We have summarized BlackRock’s Q1 earnings and also detailed the major takeaways from the announcement in our interactive dashboard for the company, the key parts of which are captured in the charts below.

Although BlackRock’s operating margins for the period dipped noticeably for the quarter, the company continues to enjoy significant economies of scale compared to its competitors thanks to a huge asset base as well as its diversified geographical presence. We believe that this should help the asset management giant improve margins going forward despite industry headwinds, like the ETF price wars and the ongoing trend of investors shifting cash from high-fee active funds to low-cost ETFs. Accordingly, we maintain our $550 price estimate for BlackRock’s shares, which is slightly ahead of the current market price.

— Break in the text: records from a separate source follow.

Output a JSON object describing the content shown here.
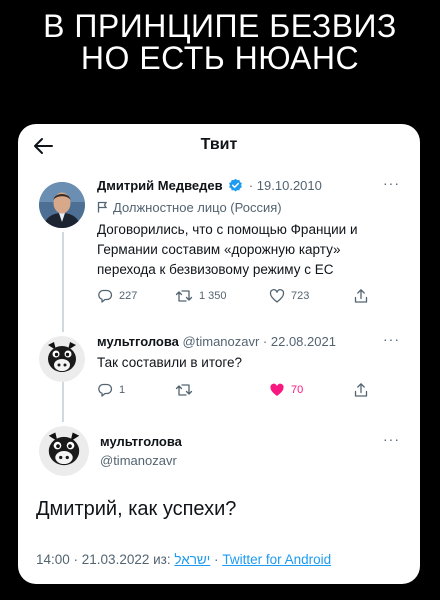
{
  "caption": {
    "line1": "В ПРИНЦИПЕ БЕЗВИЗ",
    "line2": "НО ЕСТЬ НЮАНС"
  },
  "header": {
    "title": "Твит"
  },
  "tweet1": {
    "name": "Дмитрий Медведев",
    "date": "· 19.10.2010",
    "label": "Должностное лицо (Россия)",
    "text_lines": [
      "Договорились, что с помощью Франции и",
      "Германии составим «дорожную карту»",
      "перехода к безвизовому режиму с ЕС"
    ],
    "replies": "227",
    "retweets": "1 350",
    "likes": "723"
  },
  "tweet2": {
    "name": "мультголова",
    "handle_date": "@timanozavr · 22.08.2021",
    "text": "Так составили в итоге?",
    "replies": "1",
    "likes": "70"
  },
  "tweet3": {
    "name": "мультголова",
    "handle": "@timanozavr",
    "text": "Дмитрий, как успехи?",
    "time_date": "14:00 · 21.03.2022 из:",
    "location": "ישראל",
    "separator": "·",
    "source": "Twitter for Android"
  },
  "colors": {
    "accent": "#1d9bf0",
    "like_active": "#f91880",
    "text": "#0f1419",
    "secondary": "#536471"
  },
  "icons": {
    "back": "arrow-left-icon",
    "verified": "verified-badge-icon",
    "label": "flag-icon",
    "more": "more-icon",
    "reply": "reply-icon",
    "retweet": "retweet-icon",
    "like": "heart-icon",
    "share": "share-icon"
  }
}
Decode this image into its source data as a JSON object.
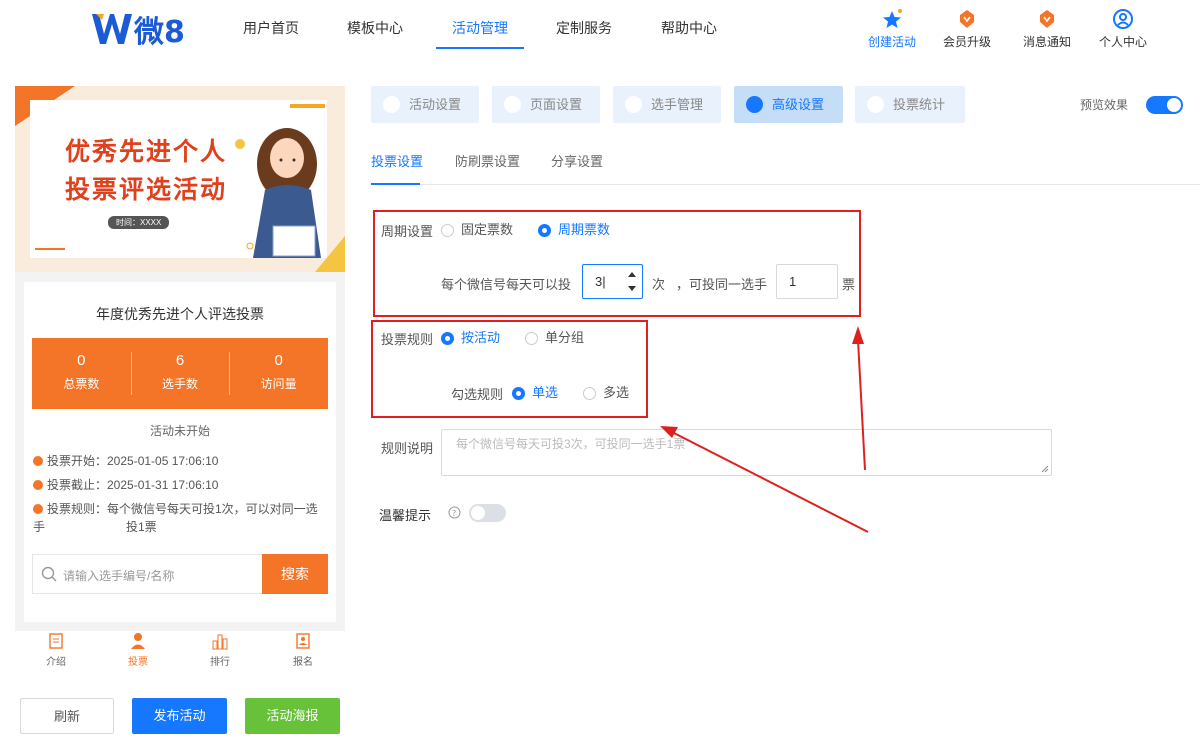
{
  "header": {
    "logo_text": "微8",
    "nav": [
      "用户首页",
      "模板中心",
      "活动管理",
      "定制服务",
      "帮助中心"
    ],
    "tools": [
      {
        "label": "创建活动",
        "icon": "stars-icon"
      },
      {
        "label": "会员升级",
        "icon": "diamond-icon"
      },
      {
        "label": "消息通知",
        "icon": "bell-diamond-icon"
      },
      {
        "label": "个人中心",
        "icon": "user-circle-icon"
      }
    ]
  },
  "preview": {
    "banner_title_1": "优秀先进个人",
    "banner_title_2": "投票评选活动",
    "banner_time": "时间：XXXX",
    "activity_title": "年度优秀先进个人评选投票",
    "stats": [
      {
        "value": "0",
        "label": "总票数"
      },
      {
        "value": "6",
        "label": "选手数"
      },
      {
        "value": "0",
        "label": "访问量"
      }
    ],
    "status": "活动未开始",
    "vote_start": "投票开始：2025-01-05 17:06:10",
    "vote_end": "投票截止：2025-01-31 17:06:10",
    "vote_rule_1": "投票规则：每个微信号每天可投1次，可以对同一选手",
    "vote_rule_2": "投1票",
    "search_placeholder": "请输入选手编号/名称",
    "search_button": "搜索",
    "tabs": [
      "介绍",
      "投票",
      "排行",
      "报名"
    ]
  },
  "buttons": {
    "refresh": "刷新",
    "publish": "发布活动",
    "poster": "活动海报"
  },
  "steps": [
    "活动设置",
    "页面设置",
    "选手管理",
    "高级设置",
    "投票统计"
  ],
  "preview_toggle_label": "预览效果",
  "sub_tabs": [
    "投票设置",
    "防刷票设置",
    "分享设置"
  ],
  "form": {
    "cycle_label": "周期设置",
    "cycle_opt_fixed": "固定票数",
    "cycle_opt_cycle": "周期票数",
    "daily_text": "每个微信号每天可以投",
    "daily_value": "3",
    "unit_times": "次",
    "same_text": "，可投同一选手",
    "same_value": "1",
    "unit_votes": "票",
    "rule_label": "投票规则",
    "rule_opt_activity": "按活动",
    "rule_opt_group": "单分组",
    "check_label": "勾选规则",
    "check_opt_single": "单选",
    "check_opt_multi": "多选",
    "desc_label": "规则说明",
    "desc_placeholder": "每个微信号每天可投3次，可投同一选手1票",
    "tip_label": "温馨提示"
  },
  "colors": {
    "accent": "#1677ff",
    "orange": "#f47527",
    "red": "#e02020",
    "green": "#67c23a"
  }
}
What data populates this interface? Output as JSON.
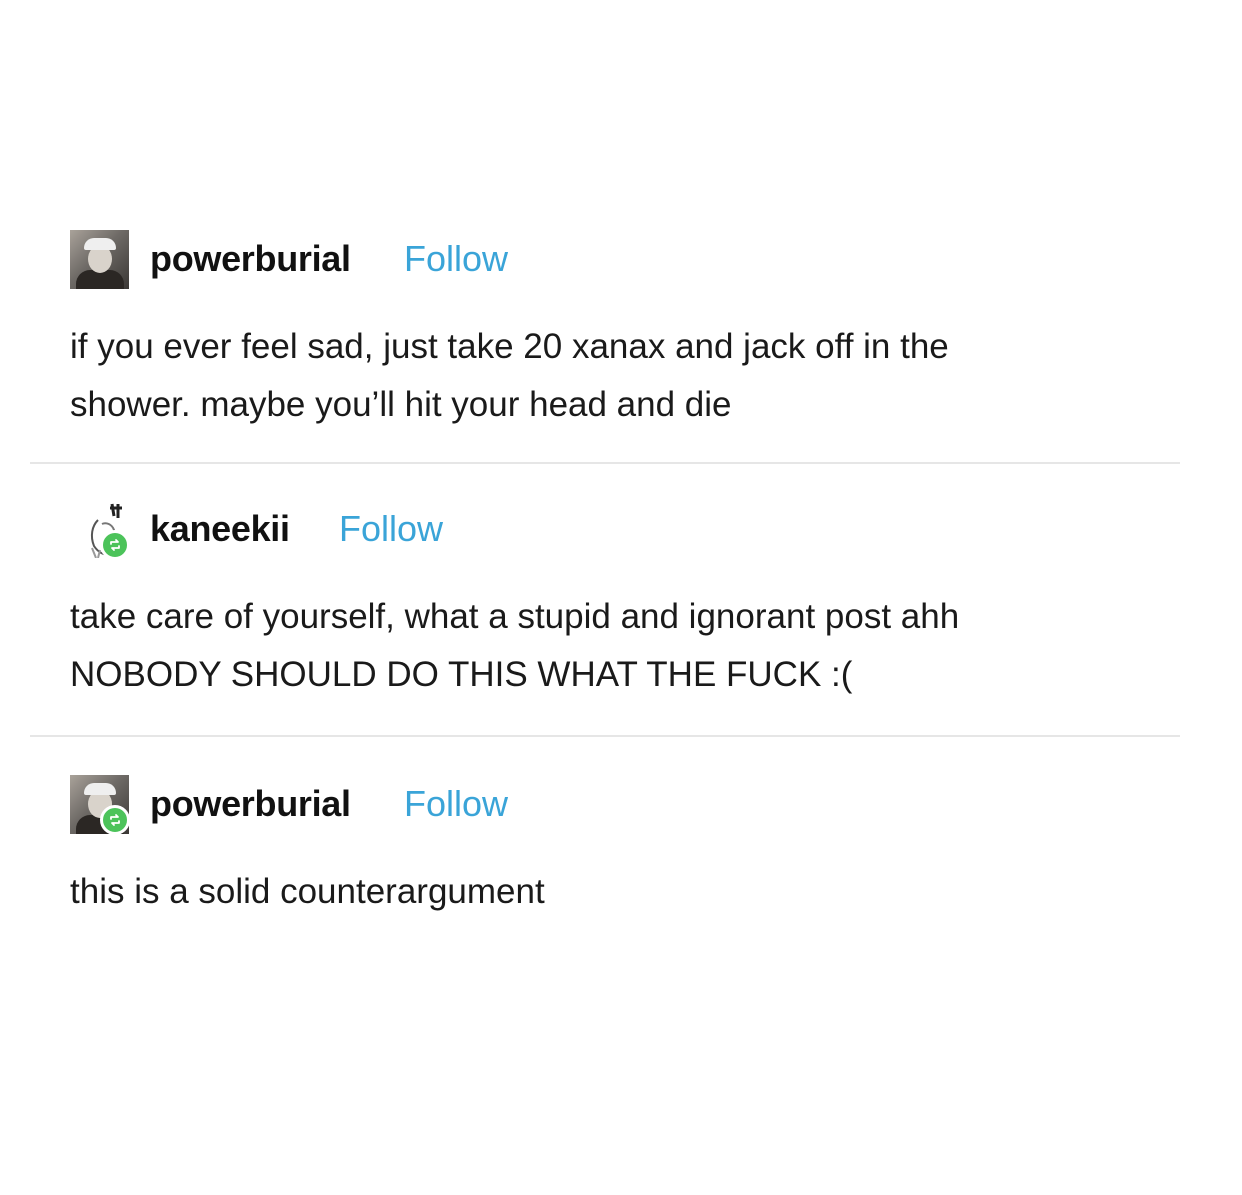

See our full analysis for BlackRock

Takeaway #1: iShares ETF offerings continue to witness strong inflows, but decline in market value weighs on asset base

BlackRock offers a complete range of investment products, including actively-managed as well as passively-managed (indexed) equity and fixed income funds, ETFs (iShares) and multi-class asset funds, in addition to currency, commodities, and other alternative investment funds. The company witnessed strong inflows for most of its fund classes over Q1 2018, with its long-term funds roping in $54.6 billion in net new cash. The iShares offerings were responsible for $34.6 billion in inflows – nearly two-thirds of total inflows. Notably, BlackRock reported net outflows from just two fund categories in Q1: active multi-asset funds and indexed equity funds. Continued inflows into iShares resulted in assets held across these ETF offerings growing to 28% of BlackRock’s total assets under management – up from 26% a year ago.

While inflows over the quarter remained strong across fund offerings, there was a notable reduction in market value across asset classes which resulted in total AUM only increasing marginally from $5.84 trillion at the end of 2017 to $5.86 trillion now.

Takeaway #2: Margins fall to below 38% due to seasonally high compensation costs

The strong growth in BlackRock’s asset base over the years has led to a steady increase in its headcount – something that has understandably resulted in sequentially higher compensation costs. Additionally, the first quarter of the year saw BlackRock handing out annual bonuses to its employees, which elevated these costs further. Taken together with the fact that there was a sharp reduction in performance fees from weak market conditions for the period, this drove BlackRock’s operating margin to below 40% for the first time since Q1 2016.


Takeaway #3: Benefits of the Tax Act have begun to show

BlackRock’s effective tax rate for Q1 2018 was 19.5% – well below the average of 27% over the last five years. This can be attributed to the reduction in corporate tax rates under the U.S. Tax Act. The unusually low tax rate for BlackRock in Q4 2017 shown in the chart below was due to one-time gains on its deferred tax assets from the implementation of the tax act.